Another thing strategies must do is to "group" like combinations in some places, and "separate" similar combinations in others. For example, 'KQ9', 'KJ9', and 'QJ8' are all 3-card straight flushes with two high cards and two insides. In many hands, they have exactly the same values, but as we saw in last week's column, in some games (like 8/5 Bonus and 9/5 Super Double Bonus) 'KQ9', 'KJ9' > AKQJ > 'QJ8' is the correct order. A strategic program that grouped these combinations together will miss this. In other games, such as 9/6 Jacks, it is perfectly acceptable to group these three combinations together. Having the flexibility to identify when to group combinations and when to separate them requires judgment. Probably human judgment.
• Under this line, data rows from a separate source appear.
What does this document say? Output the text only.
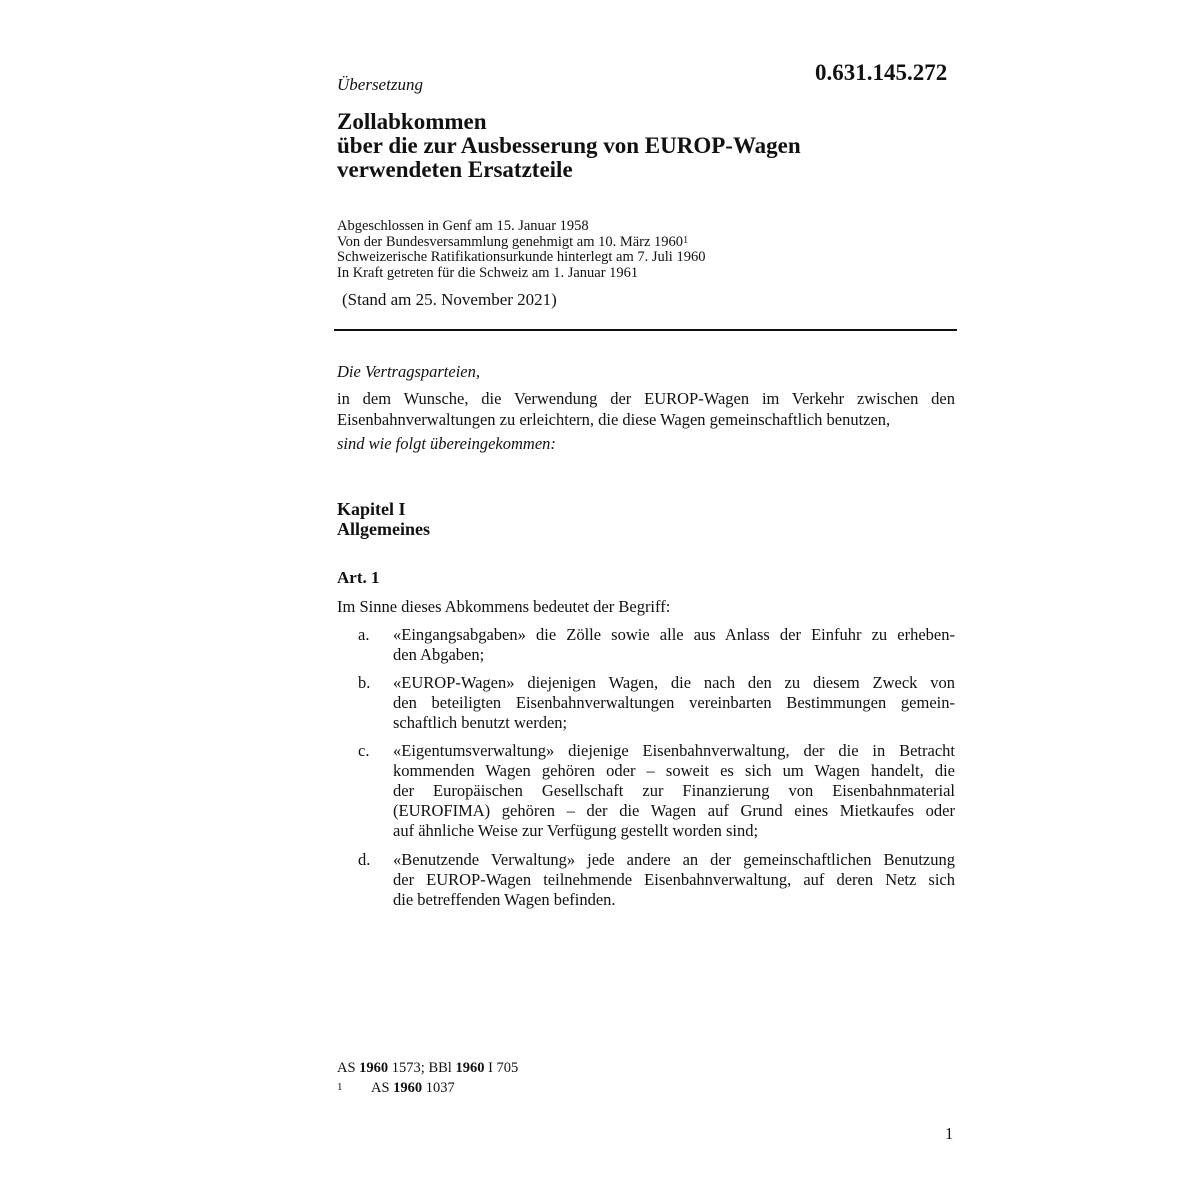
Übersetzung	0.631.145.272
Zollabkommen
über die zur Ausbesserung von EUROP-Wagen
verwendeten Ersatzteile
Abgeschlossen in Genf am 15. Januar 1958
Von der Bundesversammlung genehmigt am 10. März 1960$^1$
Schweizerische Ratifikationsurkunde hinterlegt am 7. Juli 1960
In Kraft getreten für die Schweiz am 1. Januar 1961
(Stand am 25. November 2021)
Die Vertragsparteien,
in dem Wunsche, die Verwendung der EUROP-Wagen im Verkehr zwischen den
Eisenbahnverwaltungen zu erleichtern, die diese Wagen gemeinschaftlich benutzen,
sind wie folgt übereingekommen:
Kapitel I
Allgemeines
Art. 1
Im Sinne dieses Abkommens bedeutet der Begriff:
a. «Eingangsabgaben» die Zölle sowie alle aus Anlass der Einfuhr zu erheben-
den Abgaben;
b. «EUROP-Wagen» diejenigen Wagen, die nach den zu diesem Zweck von
den beteiligten Eisenbahnverwaltungen vereinbarten Bestimmungen gemein-
schaftlich benutzt werden;
c. «Eigentumsverwaltung» diejenige Eisenbahnverwaltung, der die in Betracht
kommenden Wagen gehören oder – soweit es sich um Wagen handelt, die
der Europäischen Gesellschaft zur Finanzierung von Eisenbahnmaterial
(EUROFIMA) gehören – der die Wagen auf Grund eines Mietkaufes oder
auf ähnliche Weise zur Verfügung gestellt worden sind;
d. «Benutzende Verwaltung» jede andere an der gemeinschaftlichen Benutzung
der EUROP-Wagen teilnehmende Eisenbahnverwaltung, auf deren Netz sich
die betreffenden Wagen befinden.
AS 1960 1573; BBl 1960 I 705
1 AS 1960 1037
1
Rightly or wrongly, I decided that the feature that would make the VPW strategies superior is this type of human judgment. Because of this, I needed to personally create the 100+ strategies necessary for this product. I couldn't evaluate whether the "canned" strategies were the best possible or not unless I knew what they SHOULD be. Since the program allows for virtually infinite flexibility in enter pay schedule changes, I obviously couldn't create the strategy for every possibility. But I could do this for all of the base games that were included, including the various levels of Multi Strike.

So I used every tool available, including both Tomski's and Wolf's programs, plus a lot of WinPoker and everything I've learned about video poker for the last twelve years. (Creating, with a co-author, my own strategy cards and Winner's Guides was an invaluable part of this process.) Each of these sources added something to the mix that the others didn't have. Once I had created the target strategies, I compared them to the strategies created by the program.

Some of the differences between my strategies and the computer-generated strategies were because of errors I had made, and some were based on error's in the computer program algorithm, but unless I had gone through this process beforehand, I couldn't be confident that the strategies were both accurate and simple enough to use. My goal was to have the most accurate penalty-free strategies possible, while making the strategies as user-friendly as possible given their level of complexity, and I'm happy with the result.

For most games, the number of hands played differently by the VPW strategy and the Wolf strategy is small. Either strategy, when used accurately, will suffice for all but the top experts. My goal was to make the VPW strategies simpler to use. Whether or not I succeeded in this will be for others to determine.

Hopefully, if and when players notice errors in the strategies they will report them to me. That way, the strategies in Version Two of VPW (whenever that comes about) will be even better.